Ein Haufen Hundeleckerli ist eine Sammlung; Sie können beliebige Elemente hinzugeben oder entfernen, es bleibt ein Haufen. Der Mensch an sich (hier die Hundebesitzerin) ist ein komplexes System. Der Hund ebenfalls. Beide Körper erfüllen einen übergeordneten Zweck, das Überleben. Sichergestellt wird dieser über die Wechselwirkungen der einzelnen Elemente wie Herz, Gehirn, Muskeln, Knochen, Lunge, Blutkreislauf (ein System im System) und die weiteren Organe und Elemente. Gehen wir mit unserem Blick eine Ebene höher, weg von den Körpern und hin zu dem Mensch-Hund-Gespann, sehen wir auch ein System. Hund und Mensch interagieren und stehen in Wechselwirkung zueinander.
Ein System besteht aus Elementen, die miteinander verknüpft sind. Die so entstehenden Wechselwirkungen sorgen dafür, dass ein bestimmtes Ziel oder ein bestimmter Zweck erreicht wird.
Nachfolgend einige wesentliche Punkte, die Sie über soziale Systeme wissen sollten:
• Die wichtigsten Facetten sind ihre Elemente, ihre Struktur und ihr Zweck.
Elemente können materieller und immaterieller Art sein. Die Struktur (also die Verknüpfungen) lässt sich nur mit guter Beobachtung verstehen.

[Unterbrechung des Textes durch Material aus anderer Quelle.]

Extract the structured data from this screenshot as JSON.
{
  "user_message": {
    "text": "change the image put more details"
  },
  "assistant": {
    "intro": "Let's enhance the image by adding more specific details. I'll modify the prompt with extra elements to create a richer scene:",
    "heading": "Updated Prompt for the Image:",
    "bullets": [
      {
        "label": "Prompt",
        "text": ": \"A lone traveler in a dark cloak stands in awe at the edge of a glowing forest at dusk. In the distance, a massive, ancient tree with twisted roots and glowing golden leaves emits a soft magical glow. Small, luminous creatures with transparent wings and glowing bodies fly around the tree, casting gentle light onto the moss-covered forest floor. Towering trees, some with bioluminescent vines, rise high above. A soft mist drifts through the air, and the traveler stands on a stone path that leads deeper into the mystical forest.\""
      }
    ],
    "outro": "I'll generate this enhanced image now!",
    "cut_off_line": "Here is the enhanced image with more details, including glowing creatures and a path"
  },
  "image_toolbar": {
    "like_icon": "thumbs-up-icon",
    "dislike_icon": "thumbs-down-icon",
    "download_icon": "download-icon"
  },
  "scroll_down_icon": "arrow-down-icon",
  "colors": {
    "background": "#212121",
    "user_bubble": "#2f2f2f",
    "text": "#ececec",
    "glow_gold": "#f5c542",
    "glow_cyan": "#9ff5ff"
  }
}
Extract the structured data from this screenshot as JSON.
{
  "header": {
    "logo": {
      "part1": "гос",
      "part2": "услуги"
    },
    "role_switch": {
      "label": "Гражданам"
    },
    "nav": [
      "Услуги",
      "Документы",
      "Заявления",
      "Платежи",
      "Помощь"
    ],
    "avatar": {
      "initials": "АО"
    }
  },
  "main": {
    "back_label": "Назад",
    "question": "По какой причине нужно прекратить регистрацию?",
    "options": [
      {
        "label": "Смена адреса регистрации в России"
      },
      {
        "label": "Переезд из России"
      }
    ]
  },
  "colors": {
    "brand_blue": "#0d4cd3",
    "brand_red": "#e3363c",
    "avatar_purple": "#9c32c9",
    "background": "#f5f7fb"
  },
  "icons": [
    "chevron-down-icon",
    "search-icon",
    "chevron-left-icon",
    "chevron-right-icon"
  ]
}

Der Zweck ist ebenfalls nicht immer gleich offensichtlich und hat mit dem offiziell formulierten nicht unbedingt viel gemein.
»The purpose of a system is what it does.« (Stafford Beer)
• Soziale Systeme sind nicht sicht- oder anfassbar, was es herausfordernd macht, sie zu benennen.
• Durch die Verknüpfungen entsteht Dynamik und damit immer ein Faktor von Zeitdruck. Systeme entwickeln sich stetig weiter und warten auf nichts und niemanden.
• Intransparenz entsteht durch die Menge an Wechselwirkungen. Es ist nicht möglich, ein Team oder eine Organisation vollständig in all ihren Verknüpfungen zu beschreiben. Wir betrachten immer nur Ausschnitte.
• Systeme sind vergangenheits-orientiert. Das, was sich einmal bewährt hat, hat die Tendenz zur Verfestigung.
• Systeme können nicht zentral gesteuert werden. Ihr Regelungsmechanismus ist Feedback. Dabei geht es nicht darum, einem anderen Menschen per Ich-Botschaft eine Meinung kundzutun, sondern Dynamiken im System zu sehen (siehe das nächste Unterkapitel: »Beobachten und beschreiben«).
• Systeme verhalten sich häufig kontraintuitiv und reagieren zeitverzögert.
• Systeme sind operational geschlossen. Das bedeutet, dass ihre Struktur nur durch die eigenen Wechselwirkungen bestimmt ist. Ein »Durchgriff« von außen, der die interne Struktur (nicht zu verwechseln mit der formalen Struktur) ändert, existiert nicht. Systeme sind somit quasi auf Selbstorganisation angewiesen.
• Systeme sind selbstorganisiert. Der grundlegende Aspekt hierbei ist, dass solche Systeme durch die Wechselwirkung ihrer Elemente eine Ordnung entstehen lassen. Diese können sie auch bei Störungen von außen aufrechterhalten. Selbstorganisation kann nicht »gemacht« werden, aber die systeminhärente Selbstorganisation kann durch ein Zuviel an Bürokratie, Vorgaben, Kontrolle oder Prozesse behindert werden.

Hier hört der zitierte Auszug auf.